The 20 journalists were accused of setting up a media network that used two suites in a luxury hotel in Cairo as a media center.
The statement said the defendants “manipulated pictures” to create “unreal scenes to give the impression to the outside world that there is a civil war that threatens to bring down the state” and broadcast scenes to aid “the terrorist group in achieving its goals and influencing the public opinion.”
An official from the high state security prosecution investigating the case said Fahmy, the acting bureau chief, was an alleged member of the Muslim Brotherhood, led the media operation that “fabricated footage” and broadcast it with the “aim of harming Egypt’s reputation.” The official said equipment confiscated included editing equipment, microphones, cameras, computers, Internet broadcasting equipment and money.
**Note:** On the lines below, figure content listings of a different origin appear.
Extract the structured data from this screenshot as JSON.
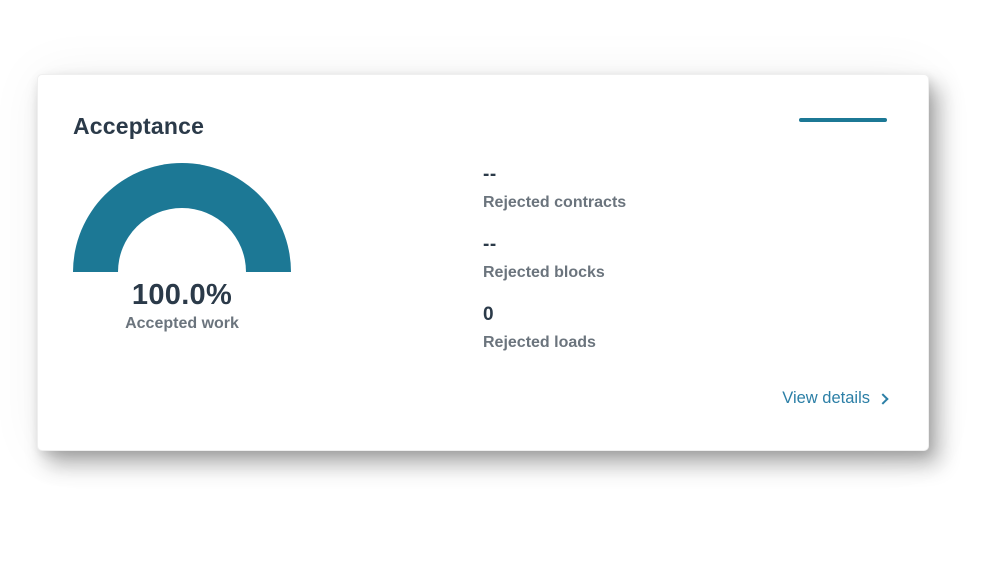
{
  "card": {
    "title": "Acceptance",
    "view_details_label": "View details"
  },
  "gauge": {
    "value_label": "100.0%",
    "caption": "Accepted work"
  },
  "metrics": {
    "items": [
      {
        "value": "--",
        "label": "Rejected contracts"
      },
      {
        "value": "--",
        "label": "Rejected blocks"
      },
      {
        "value": "0",
        "label": "Rejected loads"
      }
    ]
  },
  "chart_data": {
    "type": "gauge",
    "title": "Acceptance",
    "value": 100.0,
    "min": 0,
    "max": 100,
    "unit": "%",
    "label": "Accepted work",
    "accent_color": "#1c7895",
    "track_color": "#eaeded"
  },
  "colors": {
    "accent": "#1c7895",
    "link": "#2c7fa6",
    "heading": "#2b3a49",
    "muted": "#6b747d",
    "card_background": "#ffffff"
  }
}
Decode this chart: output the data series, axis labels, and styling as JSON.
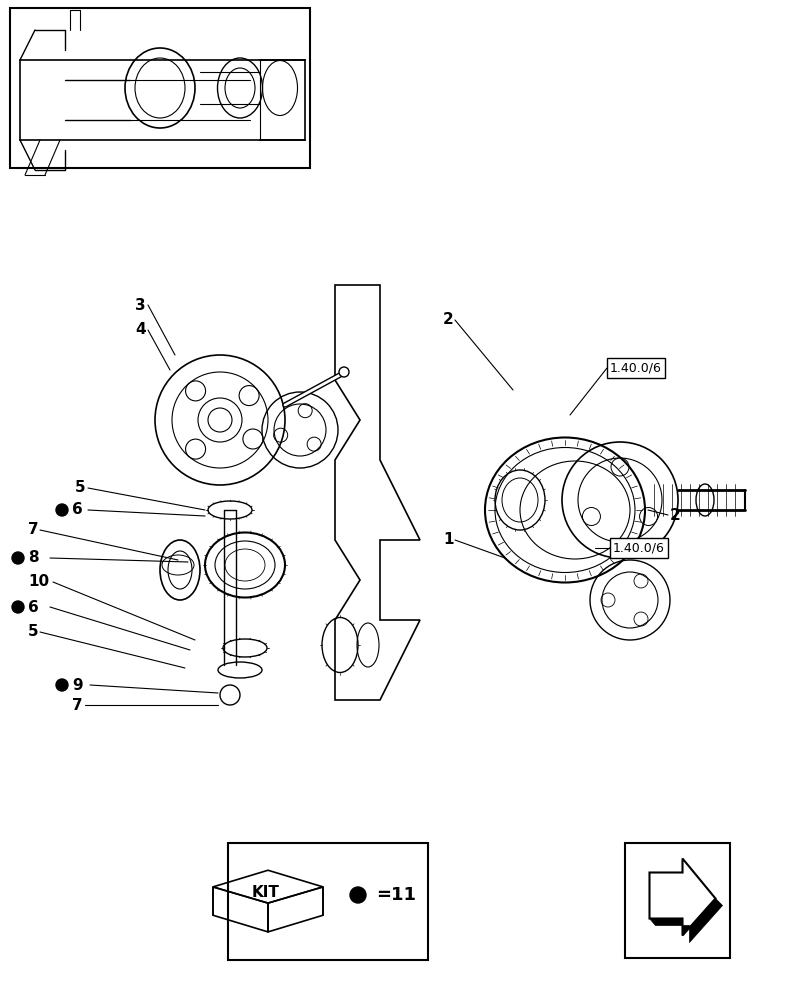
{
  "bg_color": "#ffffff",
  "fig_width": 8.08,
  "fig_height": 10.0
}
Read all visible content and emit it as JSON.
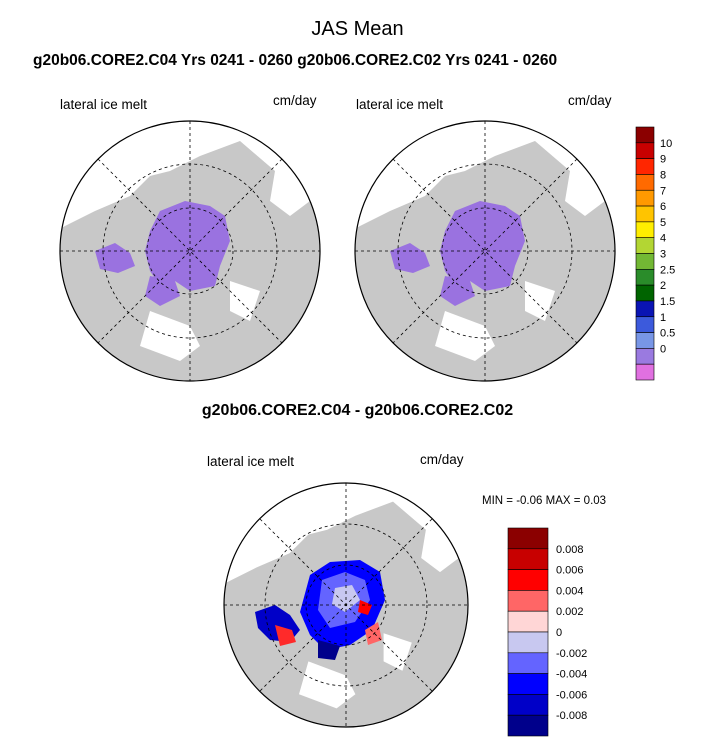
{
  "title": "JAS Mean",
  "subtitle": "g20b06.CORE2.C04  Yrs 0241 - 0260 g20b06.CORE2.C02  Yrs 0241 - 0260",
  "panels": [
    {
      "label": "lateral ice melt",
      "units": "cm/day"
    },
    {
      "label": "lateral ice melt",
      "units": "cm/day"
    }
  ],
  "diff": {
    "title": "g20b06.CORE2.C04 - g20b06.CORE2.C02",
    "label": "lateral ice melt",
    "units": "cm/day",
    "min_label": "MIN =",
    "min_value": "-0.06",
    "max_label": "MAX =",
    "max_value": "0.03"
  },
  "colorbar_top": {
    "labels": [
      "10",
      "9",
      "8",
      "7",
      "6",
      "5",
      "4",
      "3",
      "2.5",
      "2",
      "1.5",
      "1",
      "0.5",
      "0"
    ],
    "colors": [
      "#8b0000",
      "#c80000",
      "#ff2600",
      "#ff6a00",
      "#ff9900",
      "#ffc400",
      "#ffee00",
      "#b3d633",
      "#72b834",
      "#2a8c2a",
      "#006400",
      "#0a14b4",
      "#3c5adc",
      "#7896e6",
      "#9a7ae0",
      "#e070e0"
    ]
  },
  "colorbar_diff": {
    "labels": [
      "0.008",
      "0.006",
      "0.004",
      "0.002",
      "0",
      "-0.002",
      "-0.004",
      "-0.006",
      "-0.008"
    ],
    "colors": [
      "#8b0000",
      "#c80000",
      "#ff0000",
      "#ff6666",
      "#ffd6d6",
      "#c8c8f0",
      "#6464ff",
      "#0000ff",
      "#0000c8",
      "#00008b"
    ]
  },
  "map_colors": {
    "land": "#c8c8c8",
    "ice_melt": "#9a72e0",
    "ocean": "#ffffff"
  }
}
The official said national security agents also seized documents, and handwritten notes including “students on strike during exams,” and “the most important trials of December.” Student supporters of Morsi were on strike and held protests that frequently turned violent for most of December.
The official spoke on condition of anonymity because he was not authorized to speak to the media.
Fahmy’s brother, Adel, said the referral to trial was a “shock.”
“This is a cooked case and they are trying to make it bigger than what it is,” Adel Fahmy said.
Fahmy denied his brother was a Brotherhood member, saying the family had to produce evidence to the prosecutors showing he was not paid by the group, and he did not adhere to the lifestyle of a conservative Muslim as Brotherhood members do. He said his brother has been kept in detention with Islamists in one of the country’s high security prisons “to complete the spectacle.”
The prosecutors’ statement said eight defendants were in custody. Presumably they include the three journalists arrested in December. Two Al-Jazeera reporters were arrested in August while covering a police crackdown on pro-Morsi protesters in Cairo that killed hundreds. It was not known if they are among the defendants in the case.
In previous crackdowns, a court order had already barred Al-Jazeera local affiliate from broadcasting in Egypt since September, accusing it of endangering national security. The affiliate, Al-Jazeera Mubasher Egypt, has continued to broadcast using its studios in Doha, Qatar, collaborating with freelancers and using amateur videos.
Human rights activists denounced the charges.
“This is an insult to the law,” Gamal Eid, the head of the Arab Network for Human Rights Information said. He said there is no evidence in the case and pointed out that the charges come after this month’s passage of a new constitution that authorities touted as “the charter of freedoms,” for its articles guaranteeing a range of rights. “Working in Al-Jazeera doesn’t mean membership in the Brotherhood.”
Hundreds of the Brotherhood’s leaders are now in detention or on trial, mostly on violence-related charges. Morsi himself is on trial.
Eid said that under autocrat Hosni Mubarak’s nearly 30-year rule, there were instances of journalists detained on allegations of terror links. But he said he knows of no instance in which they were actually referred to trial. He said it is also the first time Western journalists are accused on such charges.
Eid said he doesn’t believe the case was part of a planned crackdown, but that among the various agencies of the state, each “is practicing its repression its own way ... We have repressive republics operating in one nation.”
Foreign Ministry spokesman Badr Abdelattie said concerns about press freedoms have been “exaggerated.” He said the reporters were operating without permits, and technical reports showed that they had fabricated footage — including video that took place in different times or places made to look current.
“Anyway, these are pure accusations. There is due process in this country,” he said. “It is now in the hands of the judiciary.”